Early Maturity and Physiological Leaf Breakdown in Dark Tobacco
By Andy Bailey

   Dark tobacco can show moderate to severe spotting as it begins to approach maturity.  In some cases, this problem is associated with early maturity and is not associated with a disease pathogen.  Dark tobacco may appear to be “cutting out early” in that it begins to show symptoms of a condition know as physiological leaf breakdown that is very similar to the “ripe spotting” that we see on over-mature tobacco.  However, this problem can occur on tobacco that has only been topped for 3 to 4 weeks.  Much of this tobacco is obviously immature but is showing physiological or “ripe” spotting as if it had been topped for 8 weeks or more. 

   All dark tobacco varieties will eventually show this condition if they are left in the field long enough.  Narrowleaf Madole, one of our latest maturing varieties, typically will not reach maturity until at least 6 weeks after topping and can often stand for as long as 8 to 9 weeks without showing over-ripeness or signs of physiological leaf breakdown.  KT D4LC is at least as late as Narrowleaf Madole, showing physiological maturity as much as 7 days later than Narrowleaf Madole.  In several cases, physiological leaf breakdown appears to be more severe in KT D4LC than in Narrowleaf Madole. 

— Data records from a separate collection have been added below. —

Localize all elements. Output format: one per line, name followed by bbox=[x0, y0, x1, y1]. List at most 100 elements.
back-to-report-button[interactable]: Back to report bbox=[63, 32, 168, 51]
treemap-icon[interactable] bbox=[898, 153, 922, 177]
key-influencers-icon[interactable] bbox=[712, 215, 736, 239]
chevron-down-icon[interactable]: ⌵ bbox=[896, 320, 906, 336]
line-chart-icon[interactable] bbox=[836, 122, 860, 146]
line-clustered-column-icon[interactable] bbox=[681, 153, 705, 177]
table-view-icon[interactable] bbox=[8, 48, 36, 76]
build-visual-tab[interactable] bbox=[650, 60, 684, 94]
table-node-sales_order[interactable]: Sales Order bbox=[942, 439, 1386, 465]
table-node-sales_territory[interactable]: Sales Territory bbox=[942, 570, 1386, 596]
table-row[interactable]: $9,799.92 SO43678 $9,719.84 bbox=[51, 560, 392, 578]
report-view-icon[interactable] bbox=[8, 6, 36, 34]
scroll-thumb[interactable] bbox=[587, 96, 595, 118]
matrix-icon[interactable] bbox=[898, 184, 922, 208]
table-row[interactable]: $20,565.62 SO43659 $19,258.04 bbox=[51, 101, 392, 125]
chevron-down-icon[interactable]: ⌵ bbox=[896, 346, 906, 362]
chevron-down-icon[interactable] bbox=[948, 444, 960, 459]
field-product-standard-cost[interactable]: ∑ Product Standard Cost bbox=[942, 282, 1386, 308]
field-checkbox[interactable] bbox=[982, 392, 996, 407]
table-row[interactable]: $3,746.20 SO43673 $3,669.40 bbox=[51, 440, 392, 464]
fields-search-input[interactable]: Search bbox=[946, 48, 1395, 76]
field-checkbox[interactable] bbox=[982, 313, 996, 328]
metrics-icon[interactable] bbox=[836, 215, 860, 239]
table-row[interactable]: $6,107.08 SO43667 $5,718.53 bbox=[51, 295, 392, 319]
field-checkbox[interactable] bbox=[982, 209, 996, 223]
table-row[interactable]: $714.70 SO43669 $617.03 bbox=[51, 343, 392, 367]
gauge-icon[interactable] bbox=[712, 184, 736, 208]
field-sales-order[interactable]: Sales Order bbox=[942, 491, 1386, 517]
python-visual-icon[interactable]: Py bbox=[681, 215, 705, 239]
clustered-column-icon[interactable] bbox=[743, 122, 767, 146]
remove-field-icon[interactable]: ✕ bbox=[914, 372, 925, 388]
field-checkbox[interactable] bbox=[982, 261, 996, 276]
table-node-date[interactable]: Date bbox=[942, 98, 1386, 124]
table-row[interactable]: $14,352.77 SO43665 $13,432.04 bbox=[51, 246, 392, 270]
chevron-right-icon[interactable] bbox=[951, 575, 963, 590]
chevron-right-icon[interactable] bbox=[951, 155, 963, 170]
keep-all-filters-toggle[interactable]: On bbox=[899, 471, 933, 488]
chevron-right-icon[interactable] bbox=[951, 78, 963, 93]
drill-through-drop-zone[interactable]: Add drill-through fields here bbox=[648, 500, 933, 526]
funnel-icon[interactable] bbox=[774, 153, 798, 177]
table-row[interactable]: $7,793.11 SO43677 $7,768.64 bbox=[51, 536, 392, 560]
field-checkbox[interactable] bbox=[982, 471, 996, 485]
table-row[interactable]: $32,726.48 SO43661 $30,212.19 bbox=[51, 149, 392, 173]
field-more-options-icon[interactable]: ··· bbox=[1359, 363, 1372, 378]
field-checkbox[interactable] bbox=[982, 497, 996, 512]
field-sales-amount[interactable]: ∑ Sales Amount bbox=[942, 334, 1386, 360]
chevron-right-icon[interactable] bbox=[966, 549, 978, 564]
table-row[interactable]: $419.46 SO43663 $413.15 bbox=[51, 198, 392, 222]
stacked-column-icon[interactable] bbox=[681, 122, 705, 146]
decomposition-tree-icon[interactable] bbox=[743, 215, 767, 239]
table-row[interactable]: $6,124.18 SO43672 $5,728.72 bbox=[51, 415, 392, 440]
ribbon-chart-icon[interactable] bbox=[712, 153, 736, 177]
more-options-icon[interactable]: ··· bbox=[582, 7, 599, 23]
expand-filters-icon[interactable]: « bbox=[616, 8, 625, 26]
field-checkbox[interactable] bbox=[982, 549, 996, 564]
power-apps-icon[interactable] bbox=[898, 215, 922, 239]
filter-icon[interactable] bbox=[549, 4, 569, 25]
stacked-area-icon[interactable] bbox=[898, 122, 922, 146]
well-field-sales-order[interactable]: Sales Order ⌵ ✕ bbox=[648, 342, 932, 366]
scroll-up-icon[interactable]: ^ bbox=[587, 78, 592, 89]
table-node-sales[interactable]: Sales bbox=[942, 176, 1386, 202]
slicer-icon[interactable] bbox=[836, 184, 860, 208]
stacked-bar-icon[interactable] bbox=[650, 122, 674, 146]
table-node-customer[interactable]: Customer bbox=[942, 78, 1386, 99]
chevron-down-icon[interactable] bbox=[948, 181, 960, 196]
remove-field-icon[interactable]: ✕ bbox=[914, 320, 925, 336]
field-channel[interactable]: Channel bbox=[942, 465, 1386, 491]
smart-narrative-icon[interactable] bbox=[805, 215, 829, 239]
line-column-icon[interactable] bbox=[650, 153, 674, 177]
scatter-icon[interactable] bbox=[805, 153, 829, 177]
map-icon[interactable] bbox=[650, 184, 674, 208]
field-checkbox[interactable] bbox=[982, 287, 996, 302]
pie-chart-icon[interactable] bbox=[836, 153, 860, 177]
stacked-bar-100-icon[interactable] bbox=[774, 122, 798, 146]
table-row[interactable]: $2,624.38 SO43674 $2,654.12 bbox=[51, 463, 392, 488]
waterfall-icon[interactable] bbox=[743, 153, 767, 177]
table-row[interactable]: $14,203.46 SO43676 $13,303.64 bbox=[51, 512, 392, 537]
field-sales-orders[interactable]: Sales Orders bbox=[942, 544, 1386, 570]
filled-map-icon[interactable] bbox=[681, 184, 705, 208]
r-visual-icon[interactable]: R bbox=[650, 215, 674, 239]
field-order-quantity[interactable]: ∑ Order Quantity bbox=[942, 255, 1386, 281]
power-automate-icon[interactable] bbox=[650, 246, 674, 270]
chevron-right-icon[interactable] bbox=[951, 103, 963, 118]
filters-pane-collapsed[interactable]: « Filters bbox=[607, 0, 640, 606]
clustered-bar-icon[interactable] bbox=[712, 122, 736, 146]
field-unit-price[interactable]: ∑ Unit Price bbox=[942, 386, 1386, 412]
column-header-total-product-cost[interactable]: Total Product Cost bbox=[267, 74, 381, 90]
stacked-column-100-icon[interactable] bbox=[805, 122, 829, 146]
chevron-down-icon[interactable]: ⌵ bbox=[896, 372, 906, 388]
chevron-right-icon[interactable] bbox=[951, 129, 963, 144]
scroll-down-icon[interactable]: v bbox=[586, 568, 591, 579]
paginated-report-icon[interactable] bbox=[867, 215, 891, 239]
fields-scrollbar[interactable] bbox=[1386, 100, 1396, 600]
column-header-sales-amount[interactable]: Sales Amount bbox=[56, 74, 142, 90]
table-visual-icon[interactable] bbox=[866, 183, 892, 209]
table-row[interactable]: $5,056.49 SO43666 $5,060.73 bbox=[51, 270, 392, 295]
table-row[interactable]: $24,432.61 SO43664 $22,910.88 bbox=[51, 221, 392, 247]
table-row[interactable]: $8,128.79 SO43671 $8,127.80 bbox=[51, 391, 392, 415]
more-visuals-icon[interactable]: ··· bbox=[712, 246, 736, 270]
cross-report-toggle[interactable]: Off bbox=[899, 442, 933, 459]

   Spotting that occurs from physiological leaf breakdown usually occurs in irregular shapes in the lamina between secondary veins and is unlike the circular patterns that we see from late-season spotting diseases such as target spot, frogeye leaf spot, or brown spot; or the jagged-edged rectangular patterns we see from angular leaf spot.  The size of these areas associated with physiological leaf breakdown can range from the size of a nickel to the size of the palm of your hand.  Unlike spotting diseases, there are no chemical controls for physiological leaf breakdown (i.e. application of Quadris or other fungicides does not appear to control or suppress this condition since it is not associated with a disease pathogen).

   Although little is known about the direct causes of this problem, physiological leaf breakdown seems to be associated with unstable growing seasons.  Sudden changes in moisture levels or drought may cause hormonal and nutrient imbalances in the plant that may be related to physiological leaf breakdown.  Additionally, unusually high late-season temperatures may also be involved in physiological leaf breakdown.

   Many growers that see this problem will be tempted to harvest the tobacco immediately before the condition worsens.  However, dark tobacco should stand for a minimum of 5 weeks after topping, assuming physiological leaf breakdown has not consumed more than 25% of the total leaf surface area in the field.  Research has shown that most dark tobacco varieties (with the exception of TN D950, an extremely early variety) needs to stay in the field a minimum of 5 weeks after topping, and late maturing varieties such as Narrowleaf Madole will continue to gain weight on the order of 120 lbs/acre/week up through 9 weeks after topping.  Although most dark tobacco crops experiencing problems with early maturity and physiological leaf breakdown will not stay in the field nearly this long, they should stand a minimum of 5 weeks.  Most growers experiencing problems with physiological leaf breakdown will likely end up harvesting their crop 1 to 2 weeks earlier than expected.